Owen knew it wasn’t like brushing aside the local pointy-heads when he and the Torchwood team cruised into a scene of crime. When they knew that their reputation, their previous contacts, the whole look of them as they swept through the existing security cordon, was all the authority that they needed to operate unchallenged. The staff here would know nothing of Torchwood. There would be no scare stories, whispered among the staff as cautionary tales, of petty bureaucrats peremptorily brushed aside, or their careers stalled because they stepped in Torchwood’s way and got trampled.
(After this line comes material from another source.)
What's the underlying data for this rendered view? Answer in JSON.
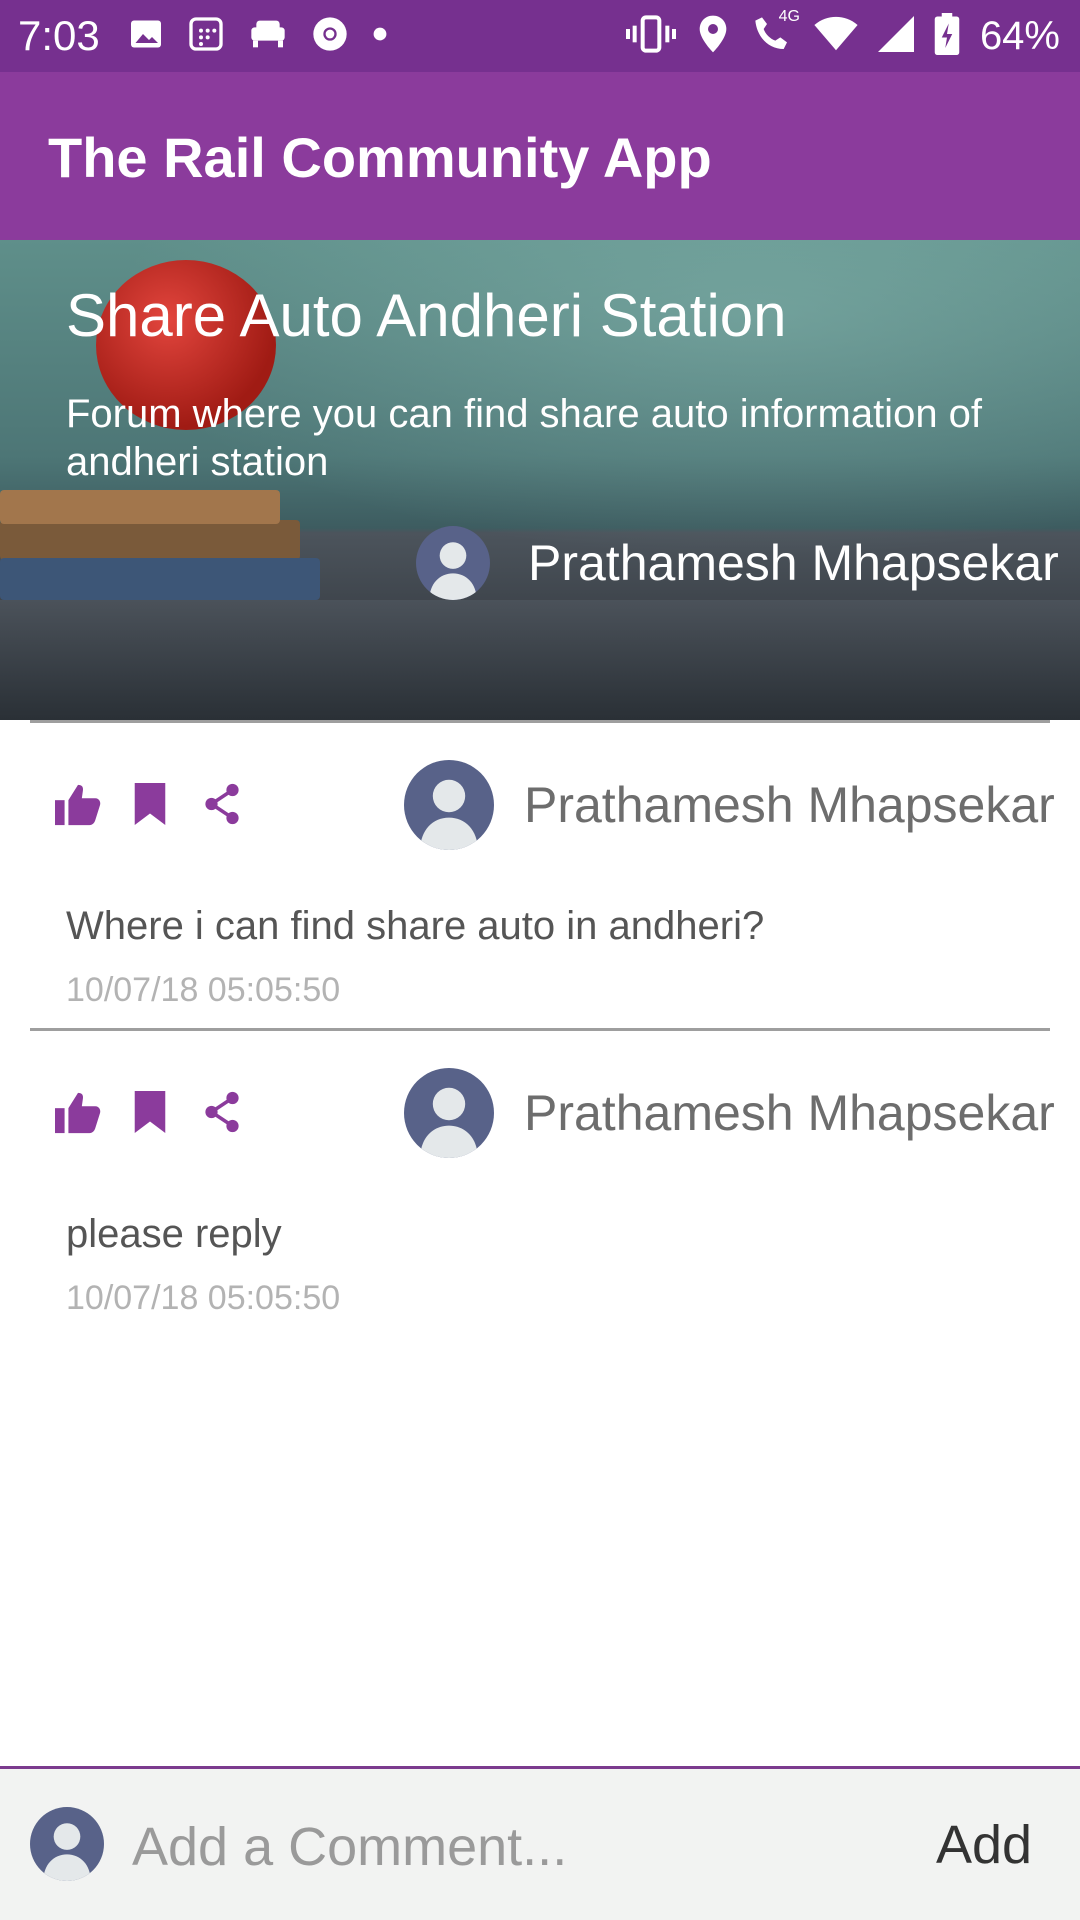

‘I don’t understand, Dr Harper,’ said Majunath. ‘I thought you said you were the relief SHO for this evening’s shift?’ Was Majunath going to question his police credentials, now? Owen knew from his own former career in A amp;E that doctors relished the opportunity to put the police in their place when it came to clinical priorities. Majunath had his personal authority at stake from the moment that ID card appeared under his nose. And Owen needed Megan to see him in control, to show her how Torchwood was an organisation that could get things done, take control. An organisation that she would want to join.
It was the storm that saved him from Majunath’s suspicion. A fresh gurney stretcher crashed through the doors at the far end of the ED, with paramedics clinging to it as though they were launching a bobsled. It finally careered to a slippery stop beside Majunath. Both paramedics were drenched, water still cascading off their fluorescent jackets. The taller one exhaled upwards to blow the rain off his face and out of his floppy ginger hair. ‘Four more on the way,’ he explained to Majunath breathlessly. More water flicked onto the floor as he nodded at the unfortunate victim on the gurney. Owen noted quickly that the boy was probably early teens, unconscious, intubated, very cyanosed.
‘Water taxi capsized in the Bay,’ the paramedic was saying. He twisted the gurney through ninety degrees, and pushed it on through the doors of resus, all the while rattling off his diagnosis and the treatment he’d already given.
‘I thought we were trying to divert patients to Royal Gwent?’ Majunath snapped at the new arrivals.
‘Storm’s heading that way, too’ explained Megan.
Majunath groaned. ‘Swansea, then? St David’s?’
‘Well, this little lad is here now ,’ muttered the red-haired paramedic.
Majunath reacted immediately, professional once more. ‘I’ll take this one,’ he told Megan. ‘You and Doctor Harper take the next as they arrive.’ He snapped a swift glanced at his wristwatch. ‘You may need to extend your shift, I’m afraid.’ He bellowed into the air: ‘Auxiliary? There’s more water to mop up here.’ And then he was gone, the doors into resus flapping behind him.